Das TTIP soll als integralen Bestandteil auch ein Nachhaltigkeitskapitel enthalten. Ziel des Nachhaltigkeitskapitels ist die Förderung eines möglichst hohen          Umsetzungsniveaus wesentlicher, international anerkannter Umwelt- und Sozialstandards. Österreich unterstützt dabei ausdrücklich die EK-Position, dass dieses Ziel mittels Kooperation und nicht durch einen Sanktionsmechanismus erreicht wird. Damit soll auch verhindert werden, dass Umwelt- und Sozialstandards unter Druck geraten.


Antwort zu Punkt 10 der Anfrage:

 

Es ist auf die Beantwortung der parlamentarischen Anfrage Nr. 358/J sowie auf die vorstehenden Ausführungen zu verweisen.

 

 

Antwort zu Punkt 14 der Anfrage:

 

Die Information seitens der Europäischen Kommission erfolgt laufend im Wege der einschlägigen EU-Gremien, insbesondere durch mündliche und schriftliche Berichterstattung im Rahmen des EU-Ratsausschuss Handelspolitik, bei          Expertensitzungen und bei Tagungen des Rates. Bei diesen Gelegenheiten kann das Bundesministerium für Wissenschaft, Forschung und Wirtschaft                   österreichische Positionen einbringen. Zudem besteht jederzeit die Möglichkeit von schriftlichen Stellungnahmen an die Europäische Kommission.

 

Im Übrigen ist auf die Antwort zu den Punkten 2, 11 bis 13 und 17 der Anfrage zu verweisen.

 

 

Antwort zu Punkt 15 der Anfrage:

 

Derzeit befindet sich TTIP in einem frühen Verhandlungsstadium.
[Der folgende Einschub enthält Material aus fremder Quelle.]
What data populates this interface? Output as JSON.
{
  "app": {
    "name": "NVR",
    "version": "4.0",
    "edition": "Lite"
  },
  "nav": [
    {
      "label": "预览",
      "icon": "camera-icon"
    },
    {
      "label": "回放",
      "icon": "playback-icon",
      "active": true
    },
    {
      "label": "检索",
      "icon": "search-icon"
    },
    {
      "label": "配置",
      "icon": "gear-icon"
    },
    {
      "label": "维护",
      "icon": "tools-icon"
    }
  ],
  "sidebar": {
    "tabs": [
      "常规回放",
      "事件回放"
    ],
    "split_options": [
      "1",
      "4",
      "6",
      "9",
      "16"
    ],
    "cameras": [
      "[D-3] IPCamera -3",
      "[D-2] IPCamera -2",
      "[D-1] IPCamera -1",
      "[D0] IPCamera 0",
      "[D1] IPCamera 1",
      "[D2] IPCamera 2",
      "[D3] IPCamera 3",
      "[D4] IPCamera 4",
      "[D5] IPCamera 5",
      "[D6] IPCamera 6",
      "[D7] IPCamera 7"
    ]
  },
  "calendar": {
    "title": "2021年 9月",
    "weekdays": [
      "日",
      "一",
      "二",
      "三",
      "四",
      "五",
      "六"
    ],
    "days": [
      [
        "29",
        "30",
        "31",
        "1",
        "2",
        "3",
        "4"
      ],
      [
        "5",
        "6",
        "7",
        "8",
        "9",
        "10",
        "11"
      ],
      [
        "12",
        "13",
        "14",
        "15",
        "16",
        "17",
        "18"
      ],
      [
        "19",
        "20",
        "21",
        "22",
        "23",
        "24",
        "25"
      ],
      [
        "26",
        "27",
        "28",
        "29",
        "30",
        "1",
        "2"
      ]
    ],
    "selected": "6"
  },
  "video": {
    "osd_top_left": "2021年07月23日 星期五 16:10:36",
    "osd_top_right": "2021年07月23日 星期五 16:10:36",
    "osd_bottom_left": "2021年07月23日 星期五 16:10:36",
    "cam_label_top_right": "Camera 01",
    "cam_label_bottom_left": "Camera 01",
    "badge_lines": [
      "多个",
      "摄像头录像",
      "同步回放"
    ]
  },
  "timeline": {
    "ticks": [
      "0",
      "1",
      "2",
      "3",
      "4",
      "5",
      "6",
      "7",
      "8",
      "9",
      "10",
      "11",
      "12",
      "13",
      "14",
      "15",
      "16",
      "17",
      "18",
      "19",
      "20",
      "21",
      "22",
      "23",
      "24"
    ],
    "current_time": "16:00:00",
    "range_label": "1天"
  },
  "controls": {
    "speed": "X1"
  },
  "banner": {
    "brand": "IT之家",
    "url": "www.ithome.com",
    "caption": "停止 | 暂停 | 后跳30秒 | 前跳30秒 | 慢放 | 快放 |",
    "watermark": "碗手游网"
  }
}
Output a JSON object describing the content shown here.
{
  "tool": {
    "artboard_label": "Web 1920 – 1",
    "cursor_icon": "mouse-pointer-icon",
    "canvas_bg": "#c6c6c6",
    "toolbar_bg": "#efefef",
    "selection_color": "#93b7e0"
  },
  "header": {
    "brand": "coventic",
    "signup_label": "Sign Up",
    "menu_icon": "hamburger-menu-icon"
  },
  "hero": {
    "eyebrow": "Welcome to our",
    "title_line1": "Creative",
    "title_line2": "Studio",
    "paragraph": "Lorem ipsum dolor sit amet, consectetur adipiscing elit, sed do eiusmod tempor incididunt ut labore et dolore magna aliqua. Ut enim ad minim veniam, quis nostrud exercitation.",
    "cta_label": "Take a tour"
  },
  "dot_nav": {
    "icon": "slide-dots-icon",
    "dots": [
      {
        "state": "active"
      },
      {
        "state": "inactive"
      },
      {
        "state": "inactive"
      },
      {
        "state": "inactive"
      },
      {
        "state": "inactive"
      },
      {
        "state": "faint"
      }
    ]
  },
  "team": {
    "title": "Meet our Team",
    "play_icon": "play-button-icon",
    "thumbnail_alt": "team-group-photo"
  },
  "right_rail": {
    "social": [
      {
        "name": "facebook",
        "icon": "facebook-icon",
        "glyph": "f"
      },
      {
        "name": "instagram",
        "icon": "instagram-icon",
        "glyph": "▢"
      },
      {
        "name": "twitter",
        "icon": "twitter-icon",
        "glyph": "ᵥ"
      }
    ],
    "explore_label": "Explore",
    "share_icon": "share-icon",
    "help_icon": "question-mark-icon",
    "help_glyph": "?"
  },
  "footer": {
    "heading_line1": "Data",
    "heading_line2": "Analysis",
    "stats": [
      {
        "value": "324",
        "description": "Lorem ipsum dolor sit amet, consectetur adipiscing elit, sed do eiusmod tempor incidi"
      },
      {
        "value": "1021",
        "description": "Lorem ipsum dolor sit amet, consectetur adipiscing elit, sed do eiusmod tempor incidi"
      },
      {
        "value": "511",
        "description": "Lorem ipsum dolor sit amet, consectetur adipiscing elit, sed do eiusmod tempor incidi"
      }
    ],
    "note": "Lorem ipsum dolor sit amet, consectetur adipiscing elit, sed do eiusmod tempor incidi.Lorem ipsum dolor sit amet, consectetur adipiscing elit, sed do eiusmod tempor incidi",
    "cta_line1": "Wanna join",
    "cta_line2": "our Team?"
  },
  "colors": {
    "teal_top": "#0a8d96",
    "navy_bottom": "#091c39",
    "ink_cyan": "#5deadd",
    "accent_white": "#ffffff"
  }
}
Daher gibt es noch verhältnismäßig wenige Dokumente zu den einzelnen Verhandlungs-bereichen. Die Diskussionen auf europäischer Ebene finden bisher hauptsächlich auf Basis von EU-Positionspapieren statt, die die Europäische Kommission erstellt hat, sowie auf Basis von dazu vorgelegten Kommentaren der EU-Mitgliedstaaten.

Antwort zu Punkt 16 der Anfrage:

 

Mein Ressort hat kein umfassendes eigenes Positionspapier erstellt, wohl aber wiederholt schriftliche und mündliche Stellungnahmen abgegeben, die den        jeweiligen in Österreich koordinierten Positionen entsprachen. Auch das            Parlament wurde und wird über die Ergebnisse der diesbezüglichen EU-internen Tagungen im Rahmen des EU-Ratsausschuss Handelspolitik laufend informiert.

 


 

Antwort zu Punkt 18 der Anfrage:

 

Das Parlament wird über die Ergebnisse der diesbezüglichen EU-internen         Tagungen des EU-Ratsausschuss Handelspolitik gemäß Art. 23e B-VG sowie § 3 Z 10 EU-InfoG laufend informiert.

 

 

Antwort zu Punkt 19 der Anfrage:

 

Ein alle Bereiche des Verhandlungsmandats umfassendes Abkommen wäre als gemischtes Abkommen zu qualifizieren, welches gemäß Art. 50 B-VG vom          österreichischen Parlament zu ratifizieren ist.